2. If biking on a sidewalk or bike trail, a helmet would not be mandatory.
3. However, kids are more precious, so they would always be required to wear a helmet.

At Monday, March 11, 2013 6:31:00 PM, Anonymous SVB said...

Here are a variety of comments on the framework and justification of bicycle helmets. Thanks for posing it.

Bicycle policy is not just about helmets, just as car safety is not just about seat belts. Both use a multi-pronged approach for making the experience safer. In cars, we banned rear-mounted gas tanks, we require seat belts, headlights, etc. and we developed a system that helps standardize traffic flow to make it predictable, and thus safer. When use shows there is a problem, we attempt to fix it, like installing a new red light. Providing for safe use of common space is a well-accepted role of govt.
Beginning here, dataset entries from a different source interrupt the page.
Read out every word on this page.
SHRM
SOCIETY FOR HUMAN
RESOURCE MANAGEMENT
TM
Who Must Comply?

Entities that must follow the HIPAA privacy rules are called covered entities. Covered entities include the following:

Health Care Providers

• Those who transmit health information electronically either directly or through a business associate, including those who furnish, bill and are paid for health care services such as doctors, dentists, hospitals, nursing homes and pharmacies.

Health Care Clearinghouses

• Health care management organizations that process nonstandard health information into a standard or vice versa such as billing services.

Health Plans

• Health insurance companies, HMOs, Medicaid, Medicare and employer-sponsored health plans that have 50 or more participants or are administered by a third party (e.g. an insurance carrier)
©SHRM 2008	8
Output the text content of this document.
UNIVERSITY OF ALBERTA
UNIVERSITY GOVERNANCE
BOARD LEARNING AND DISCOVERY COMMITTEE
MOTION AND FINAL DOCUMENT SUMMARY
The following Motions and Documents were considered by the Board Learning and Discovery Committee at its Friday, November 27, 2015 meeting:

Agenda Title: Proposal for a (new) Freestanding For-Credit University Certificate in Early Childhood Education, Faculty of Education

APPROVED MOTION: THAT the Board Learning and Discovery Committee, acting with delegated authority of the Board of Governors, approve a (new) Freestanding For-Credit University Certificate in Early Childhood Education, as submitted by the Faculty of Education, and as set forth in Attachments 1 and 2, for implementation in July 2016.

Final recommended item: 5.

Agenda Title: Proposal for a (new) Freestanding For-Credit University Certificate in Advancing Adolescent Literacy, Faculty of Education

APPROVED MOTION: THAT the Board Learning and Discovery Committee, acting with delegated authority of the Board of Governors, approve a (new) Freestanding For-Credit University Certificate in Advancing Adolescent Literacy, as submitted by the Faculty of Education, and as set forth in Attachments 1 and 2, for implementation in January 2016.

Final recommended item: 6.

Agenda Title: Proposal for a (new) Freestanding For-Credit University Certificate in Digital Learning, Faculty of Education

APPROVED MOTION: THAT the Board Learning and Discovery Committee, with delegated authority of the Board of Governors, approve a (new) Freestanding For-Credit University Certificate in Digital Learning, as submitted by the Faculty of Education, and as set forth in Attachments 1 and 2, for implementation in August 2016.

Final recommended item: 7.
Bicycle safety is similar to this. Bike paths, bike lanes, "share the road" education campaigns, and bike helmets are all components of bicycle safety policy. Each is shown to reduce the risk to cyclists and others by some percent. Each is not equally effective on average, or in any situation. Bike paths may not be needed in areas with wide streets, low speed limits, and little traffic, which is why you wouldn't see them there. Phil asks, why don't my friends accept the trade off that I don't ride at night (presumably he has a light on your bike that would allow him to do so). The simple answer is that using the helmet reduces his risk of death or serious injury by 30% should he get into an accident during that ride, or any ride. Every time one gets on the bike, he improves his chances of surviving an accident by 30% if he wears his helmet, and the effort to do so, as opposed to constructing a bike path, is very minimal. Just as it takes minimal effort to wear a seatbelt, but much effort to retrofit my '67 Mustang with anti-lock brakes. The overall policy attempts to maximize liberty in some cases (bike paths) and maximize life (helmets).
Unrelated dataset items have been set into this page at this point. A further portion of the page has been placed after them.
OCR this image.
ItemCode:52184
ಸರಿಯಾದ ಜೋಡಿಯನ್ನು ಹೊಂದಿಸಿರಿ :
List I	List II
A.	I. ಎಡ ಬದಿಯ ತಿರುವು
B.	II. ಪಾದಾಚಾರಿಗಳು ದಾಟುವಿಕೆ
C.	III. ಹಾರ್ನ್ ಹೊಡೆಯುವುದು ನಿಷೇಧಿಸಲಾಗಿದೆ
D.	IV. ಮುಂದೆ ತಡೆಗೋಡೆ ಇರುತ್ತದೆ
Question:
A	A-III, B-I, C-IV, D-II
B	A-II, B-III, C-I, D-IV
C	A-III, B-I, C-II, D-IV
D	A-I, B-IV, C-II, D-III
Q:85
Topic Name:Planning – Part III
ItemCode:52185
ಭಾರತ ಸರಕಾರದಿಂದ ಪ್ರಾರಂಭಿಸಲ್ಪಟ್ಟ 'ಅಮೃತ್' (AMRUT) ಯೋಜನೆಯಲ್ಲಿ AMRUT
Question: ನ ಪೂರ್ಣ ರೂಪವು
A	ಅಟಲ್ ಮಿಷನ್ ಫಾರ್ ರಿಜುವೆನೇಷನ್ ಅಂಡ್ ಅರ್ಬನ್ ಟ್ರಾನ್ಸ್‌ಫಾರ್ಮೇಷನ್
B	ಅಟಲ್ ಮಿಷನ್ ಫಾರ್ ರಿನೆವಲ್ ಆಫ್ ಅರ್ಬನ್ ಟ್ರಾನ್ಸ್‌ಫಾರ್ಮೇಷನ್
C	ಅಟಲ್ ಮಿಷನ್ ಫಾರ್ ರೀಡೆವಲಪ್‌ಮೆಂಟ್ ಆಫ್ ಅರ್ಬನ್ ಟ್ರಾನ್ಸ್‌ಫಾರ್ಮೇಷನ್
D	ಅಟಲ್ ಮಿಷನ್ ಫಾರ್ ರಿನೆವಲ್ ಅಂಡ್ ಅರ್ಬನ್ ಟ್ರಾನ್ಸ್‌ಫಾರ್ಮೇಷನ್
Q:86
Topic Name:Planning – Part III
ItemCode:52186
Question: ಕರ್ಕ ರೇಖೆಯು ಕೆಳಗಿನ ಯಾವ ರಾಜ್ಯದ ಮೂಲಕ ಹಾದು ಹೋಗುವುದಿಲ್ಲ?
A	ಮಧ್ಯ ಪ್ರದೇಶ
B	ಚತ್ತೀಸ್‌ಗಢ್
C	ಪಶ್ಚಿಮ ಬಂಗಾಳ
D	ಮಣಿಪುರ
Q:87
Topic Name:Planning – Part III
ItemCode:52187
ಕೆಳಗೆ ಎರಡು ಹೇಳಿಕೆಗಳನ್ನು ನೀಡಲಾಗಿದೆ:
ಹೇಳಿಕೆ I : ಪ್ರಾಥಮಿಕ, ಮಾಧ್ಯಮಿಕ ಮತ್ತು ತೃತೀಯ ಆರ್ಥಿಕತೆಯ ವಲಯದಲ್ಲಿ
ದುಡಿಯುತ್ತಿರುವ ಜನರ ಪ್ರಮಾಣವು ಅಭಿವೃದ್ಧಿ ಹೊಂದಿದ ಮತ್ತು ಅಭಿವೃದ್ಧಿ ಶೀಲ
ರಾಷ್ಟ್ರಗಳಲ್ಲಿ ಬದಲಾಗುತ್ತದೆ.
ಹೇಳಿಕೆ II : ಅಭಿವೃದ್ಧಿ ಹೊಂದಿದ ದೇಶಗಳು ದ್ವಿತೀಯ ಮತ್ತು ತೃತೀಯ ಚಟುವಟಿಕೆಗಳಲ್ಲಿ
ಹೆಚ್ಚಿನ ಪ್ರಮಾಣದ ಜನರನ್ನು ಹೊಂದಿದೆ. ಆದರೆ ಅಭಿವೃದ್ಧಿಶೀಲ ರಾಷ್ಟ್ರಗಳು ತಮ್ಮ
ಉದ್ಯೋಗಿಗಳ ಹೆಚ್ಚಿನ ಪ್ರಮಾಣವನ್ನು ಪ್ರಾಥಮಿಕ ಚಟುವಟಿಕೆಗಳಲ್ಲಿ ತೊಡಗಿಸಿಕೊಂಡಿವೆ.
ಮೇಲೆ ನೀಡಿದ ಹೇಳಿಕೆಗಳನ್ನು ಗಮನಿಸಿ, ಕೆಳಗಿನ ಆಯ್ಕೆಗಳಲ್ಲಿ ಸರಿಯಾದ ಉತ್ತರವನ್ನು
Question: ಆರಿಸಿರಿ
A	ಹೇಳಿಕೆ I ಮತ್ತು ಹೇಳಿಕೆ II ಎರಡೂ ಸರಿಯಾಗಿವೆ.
The question, as noted by others, then becomes when is it worth it to attempt to compel people to wear helmets. The answer is "when it is reasonable to predict that the other conditions of bicycle use might lead to some threshhold of likelihood of an accident, or some severity of an accident should it occur even under low likelihood." What conditions make it more likely that an accident can occur? Inexperienced bike riders (thus the requirement for kids to wear helmets, but also should be adults who ride infrequently), wet roads, sharing the road with cars or many other cyclists, high speeds, narrow or poorly maintained roads, riding a bike anywhere in Puerto Rico, etc. So the helmet law might be made more conservative to only cover those particular instances. Some of these instances are easy to determine: kids wear helmets, you have to wear helmets on city streets in traffic, but how to determine "high speed on a bike path" or know if a road will be wet, or where a cyclist will go? Parsing the situation, although more fair, makes it very hard to codify. Better to install an overall helmet law and then let law enforcement determine where not to enforce it, like on bike paths at low speeds.
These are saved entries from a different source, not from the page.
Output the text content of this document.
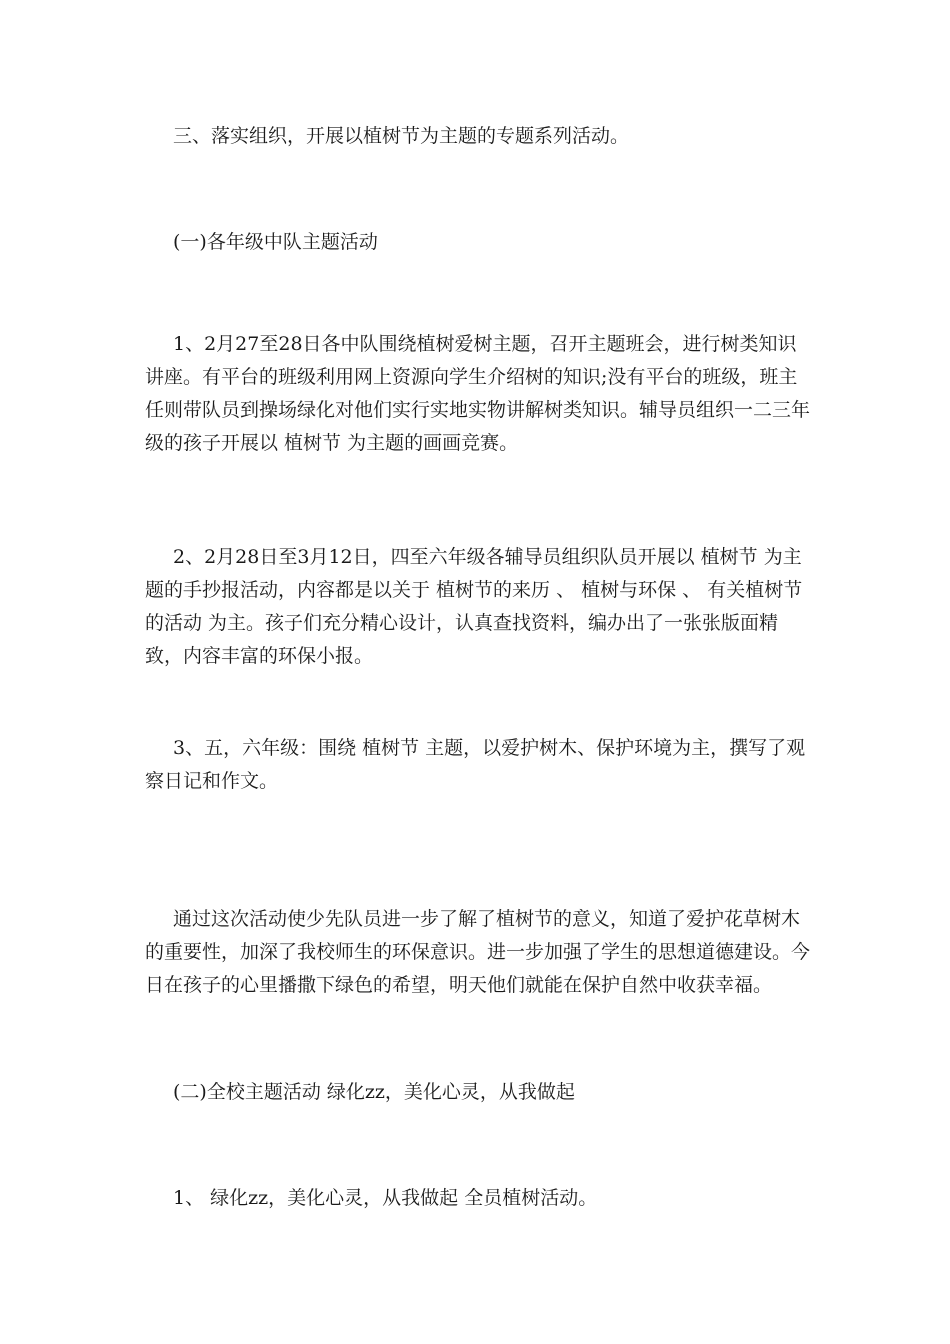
三、落实组织，开展以植树节为主题的专题系列活动。

(一)各年级中队主题活动

1、2月27至28日各中队围绕植树爱树主题，召开主题班会，进行树类知识讲座。有平台的班级利用网上资源向学生介绍树的知识;没有平台的班级，班主任则带队员到操场绿化对他们实行实地实物讲解树类知识。辅导员组织一二三年级的孩子开展以 植树节 为主题的画画竞赛。

2、2月28日至3月12日，四至六年级各辅导员组织队员开展以 植树节 为主题的手抄报活动，内容都是以关于 植树节的来历 、 植树与环保 、 有关植树节的活动 为主。孩子们充分精心设计，认真查找资料，编办出了一张张版面精致，内容丰富的环保小报。

3、五，六年级：围绕 植树节 主题，以爱护树木、保护环境为主，撰写了观察日记和作文。

通过这次活动使少先队员进一步了解了植树节的意义，知道了爱护花草树木的重要性，加深了我校师生的环保意识。进一步加强了学生的思想道德建设。今日在孩子的心里播撒下绿色的希望，明天他们就能在保护自然中收获幸福。

(二)全校主题活动 绿化zz，美化心灵，从我做起

1、 绿化zz，美化心灵，从我做起 全员植树活动。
What is the likelihood that a bicycle rider will have an accident that causes injury at some point in time? I'd guess that likelihood is nearly 100%. Every cyclist I know (dozens, but not 100s) has an accident story. I know many car drivers that do not have accident stories, but those that do, have had greatly better outcomes because of safety equipment. Given that stat, rather than accidents per km traveled (which I don't think Phil actually provided), it probably makes sense to compel helmet usage. One could argue for compulsory helmets only in youth because that is when the accidents are more likely to occur, but after that the rate would have to drop quite low for adults.

At Monday, March 11, 2013 6:34:00 PM, Anonymous SVB said...

I should say, I live in Puerto Rico, and I had a bike here. I came to the conclusion that no amount of body armor made riding a bicycle safe, so I took my bike to my sister's house in a city with great bike paths, and gave it to her.

And although I don't find my helmet uncomfortable, I still don't like wearing it.